Quick and Dirty Lighting: on camera flash
By Doug Duran

I am currently one of two photographers who work the night shift at the Valley Times and between the two of us we shoot a lot of high school sports in dark gyms and on even darker football fields.

About five years ago the Valley Times and it's four sister papers (Contra Costa Newspapers) switched to shooting color negative film only and to automated Fuji film processors. All wet darkrooms were also closed, eliminating the ability to effectively push film. While things were changing in the photo departments, the sports department was putting a new focus on local high school sports. Color prep photos soon began to appear on the sports front and inside pages.

Photo by Doug Duran

Photo by Doug Duran
In order to compensate for not being able to push film we started shooting with a flash. Although we can still push film by turning the film processor off, increased grain is the result. The way I prefer to shoot high school basketball and football is to throw out a small kiss of light with my flash. By using my flash I can effectively fill in the shadows. When shooting basketball I usually shoot with two flashes, one on a 300mm/2.8 and the other on a 70-200mm/2.8. Using 800 ASA film, I set my exposure on both cameras at 250/2.8 and dial my flash down to 1/16th power (or lower) on the 300mm and 1/32nd power (or lower) on the 70-200mm.

Shooting with the flash powered down works better than using the TTL setting for several reasons. First, it decreases the intensity of the shadow that is sometimes cast on the wall behind the subject. Also, because the flash is dialed down so low, basketball or volleyball referees usually won't complain about you using a flash.

The light in the gyms we shoot in ranges from beautiful to cave. Some experimentation is needed to match the available light in the gym to output of the flash. Also, there are some problems that come with having your flash on- camera. "Red eye" and shadows.

Most of the time the shadows are not that bad and with a little dodging they are hard to see. If you want to try to further eliminate the chance of shadows, one thing you can do is to put your flash on a Bogen Super Clamp and try to find something high enough over your head in order to drop the shadows back behind the player(s). Another suggestion is to stick your flash on an extended monopod and find some kid in the stands who wants to make a couple of bucks to stand behind you and hold the monopod.

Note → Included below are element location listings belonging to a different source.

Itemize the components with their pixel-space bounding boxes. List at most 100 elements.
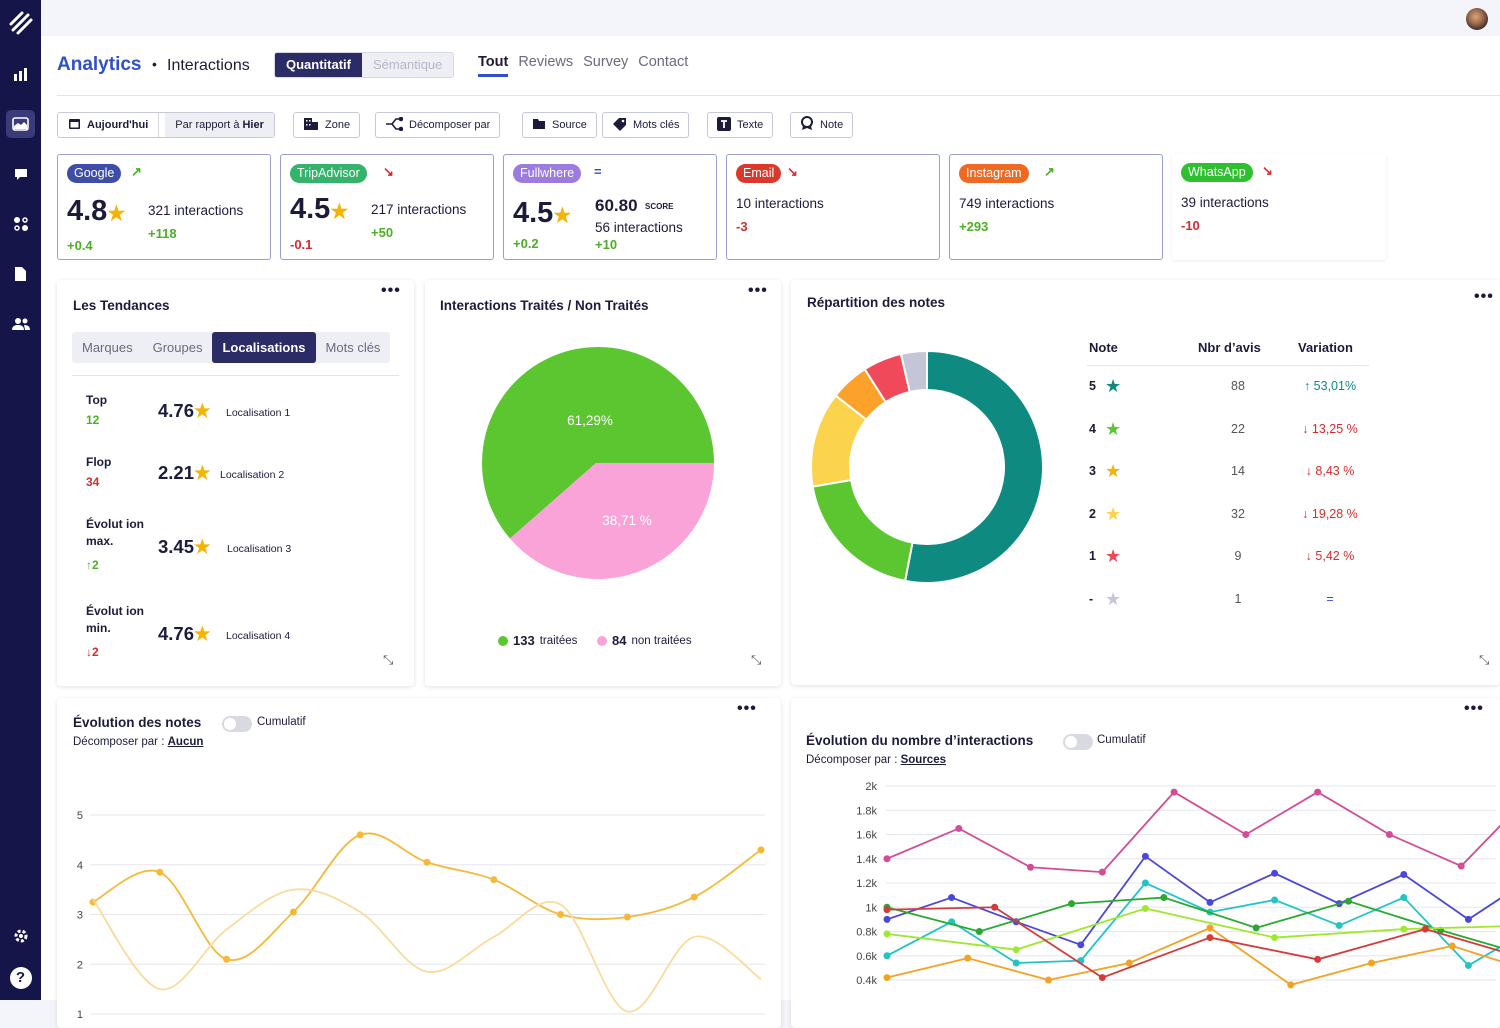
data-point[interactable] xyxy=(1098,974,1106,982)
data-point[interactable] xyxy=(557,911,565,918)
more-options-icon[interactable]: ••• xyxy=(1474,288,1494,305)
data-point[interactable] xyxy=(883,974,891,982)
users-icon[interactable] xyxy=(6,310,35,338)
data-point[interactable] xyxy=(883,906,891,914)
data-point[interactable] xyxy=(1206,934,1214,942)
data-point[interactable] xyxy=(1098,868,1106,876)
tendance-row-evolution-min[interactable]: Évolut ion min. ↓2 4.76★ Localisation 4 xyxy=(86,603,406,663)
text-button[interactable]: Texte xyxy=(707,112,774,138)
data-point[interactable] xyxy=(757,846,765,854)
data-point[interactable] xyxy=(690,893,698,901)
settings-icon[interactable] xyxy=(6,922,35,950)
data-point[interactable] xyxy=(623,913,631,921)
data-point[interactable] xyxy=(89,898,97,906)
tendance-row-top[interactable]: Top 12 4.76★ Localisation 1 xyxy=(86,392,406,452)
more-options-icon[interactable]: ••• xyxy=(1464,700,1484,717)
decompose-button[interactable]: Décomposer par xyxy=(375,112,501,138)
data-point[interactable] xyxy=(1125,959,1133,967)
source-card-fullwhere[interactable]: Fullwhere = 4.5★ +0.2 60.80 SCORE 56 int… xyxy=(503,154,717,260)
tab-localisations[interactable]: Localisations xyxy=(212,332,316,363)
data-point[interactable] xyxy=(1206,924,1214,932)
inbox-icon[interactable] xyxy=(6,110,35,138)
data-point[interactable] xyxy=(423,858,431,866)
source-card-tripadvisor[interactable]: TripAdvisor ↘ 4.5★ -0.1 217 interactions… xyxy=(280,154,494,260)
expand-icon[interactable]: ⤡ xyxy=(1479,652,1490,667)
document-icon[interactable] xyxy=(6,260,35,288)
data-point[interactable] xyxy=(1068,900,1076,908)
data-point[interactable] xyxy=(1314,955,1322,963)
data-point[interactable] xyxy=(356,831,364,839)
decompose-value-link[interactable]: Sources xyxy=(900,754,946,766)
data-point[interactable] xyxy=(1400,925,1408,933)
note-row[interactable]: 5 ★ 88 ↑ 53,01% xyxy=(1089,376,1389,399)
data-point[interactable] xyxy=(1027,863,1035,871)
data-point[interactable] xyxy=(955,824,963,832)
data-point[interactable] xyxy=(883,915,891,923)
tendance-row-evolution-max[interactable]: Évolut ion max. ↑2 3.45★ Localisation 3 xyxy=(86,516,406,576)
more-options-icon[interactable]: ••• xyxy=(748,282,768,299)
tab-marques[interactable]: Marques xyxy=(82,340,133,355)
data-point[interactable] xyxy=(1170,788,1178,796)
cumulative-toggle[interactable] xyxy=(1063,734,1093,750)
data-point[interactable] xyxy=(883,930,891,938)
expand-icon[interactable]: ⤡ xyxy=(751,652,762,667)
data-point[interactable] xyxy=(1206,898,1214,906)
data-point[interactable] xyxy=(1344,897,1352,905)
date-filter[interactable]: Aujourd'hui Par rapport à Hier xyxy=(57,112,275,138)
data-point[interactable] xyxy=(1271,896,1279,904)
tab-tout[interactable]: Tout xyxy=(478,54,509,77)
data-point[interactable] xyxy=(1012,946,1020,954)
tab-mots-cles[interactable]: Mots clés xyxy=(325,340,381,355)
logo-icon[interactable] xyxy=(0,0,41,46)
zone-button[interactable]: Zone xyxy=(293,112,361,138)
data-point[interactable] xyxy=(1400,871,1408,879)
data-point[interactable] xyxy=(975,928,983,935)
tab-groupes[interactable]: Groupes xyxy=(152,340,203,355)
data-point[interactable] xyxy=(964,954,972,962)
data-point[interactable] xyxy=(1141,904,1149,912)
source-card-google[interactable]: Google ↗ 4.8★ +0.4 321 interactions +118 xyxy=(57,154,271,260)
data-point[interactable] xyxy=(223,955,231,963)
data-point[interactable] xyxy=(1252,924,1260,932)
cumulative-toggle[interactable] xyxy=(222,716,252,732)
decompose-value-link[interactable]: Aucun xyxy=(167,736,204,748)
keywords-button[interactable]: Mots clés xyxy=(602,112,690,138)
data-point[interactable] xyxy=(883,952,891,960)
data-point[interactable] xyxy=(1045,976,1052,984)
source-card-instagram[interactable]: Instagram ↗ 749 interactions +293 xyxy=(949,154,1163,260)
data-point[interactable] xyxy=(1457,862,1465,870)
data-point[interactable] xyxy=(1160,894,1168,902)
data-point[interactable] xyxy=(1464,915,1472,923)
data-point[interactable] xyxy=(1271,934,1279,942)
help-icon[interactable]: ? xyxy=(6,964,35,992)
data-point[interactable] xyxy=(490,876,498,884)
chat-icon[interactable] xyxy=(6,160,35,188)
tab-survey[interactable]: Survey xyxy=(583,54,629,70)
avatar[interactable] xyxy=(1466,8,1488,30)
note-button[interactable]: Note xyxy=(790,112,854,138)
note-row[interactable]: 1 ★ 9 ↓ 5,42 % xyxy=(1089,546,1389,569)
source-card-email[interactable]: Email ↘ 10 interactions -3 xyxy=(726,154,940,260)
data-point[interactable] xyxy=(1141,852,1149,860)
tab-quantitatif[interactable]: Quantitatif xyxy=(275,53,362,77)
data-point[interactable] xyxy=(1448,942,1456,950)
data-point[interactable] xyxy=(1314,788,1322,796)
note-row[interactable]: 4 ★ 22 ↓ 13,25 % xyxy=(1089,419,1389,442)
data-point[interactable] xyxy=(1141,879,1149,887)
data-point[interactable] xyxy=(948,894,956,902)
data-point[interactable] xyxy=(156,868,164,876)
bar-chart-icon[interactable] xyxy=(6,60,35,88)
tab-reviews[interactable]: Reviews xyxy=(518,54,574,70)
data-point[interactable] xyxy=(1335,921,1343,929)
data-point[interactable] xyxy=(991,903,999,911)
data-point[interactable] xyxy=(1368,959,1375,967)
source-card-whatsapp[interactable]: WhatsApp ↘ 39 interactions -10 xyxy=(1172,154,1386,260)
tab-semantique[interactable]: Sémantique xyxy=(373,57,443,72)
data-point[interactable] xyxy=(1385,831,1393,838)
data-point[interactable] xyxy=(1012,959,1020,967)
note-row[interactable]: - ★ 1 = xyxy=(1089,589,1389,612)
tab-contact[interactable]: Contact xyxy=(638,54,689,70)
data-point[interactable] xyxy=(1464,961,1472,969)
note-row[interactable]: 3 ★ 14 ↓ 8,43 % xyxy=(1089,461,1389,484)
more-options-icon[interactable]: ••• xyxy=(737,700,757,717)
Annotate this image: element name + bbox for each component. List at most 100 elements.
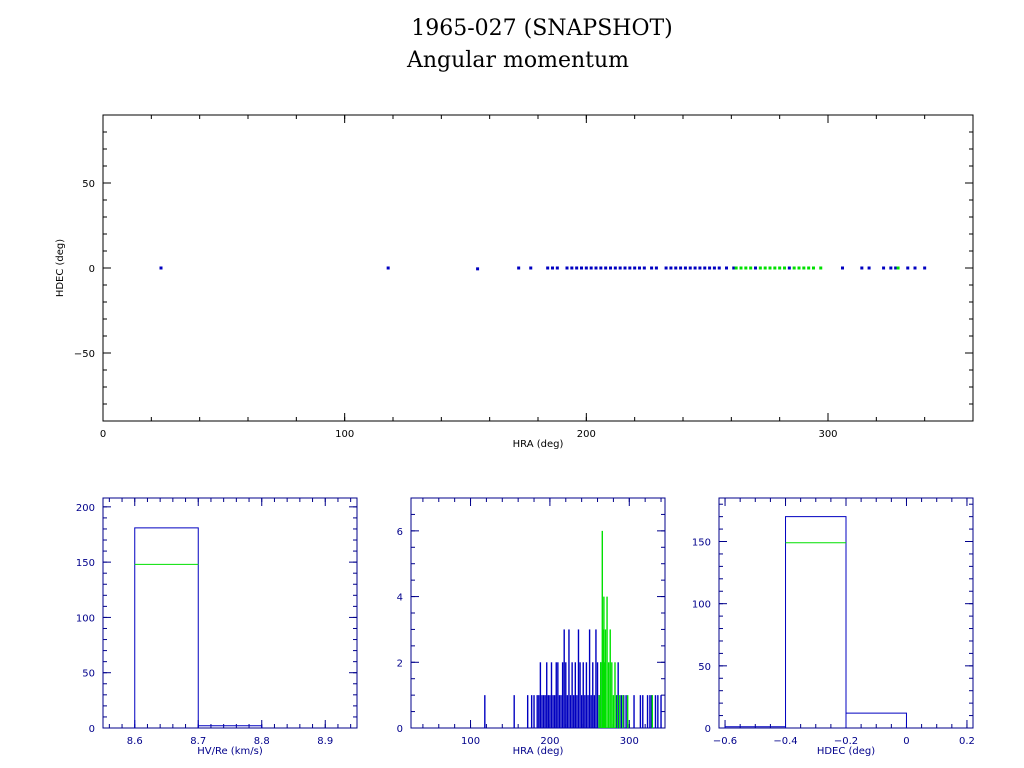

Since "red eye" is bound to happen eventually when shooting with a flash, in lieu of using spot tone, I use Photoshop to reduce or eliminate it completely. I lasso the red part of the eye and desaturate the red channel in the Saturation window. I then use the Levels or Curves windows to darken the area that was once red.

Shooting high school sports in this way is by no means perfect, but it is quick and efficient and I've had a lot of luck shooting this way.

(Doug Duran is a staff photographer at the Valley Times in Pleasanton, CA.)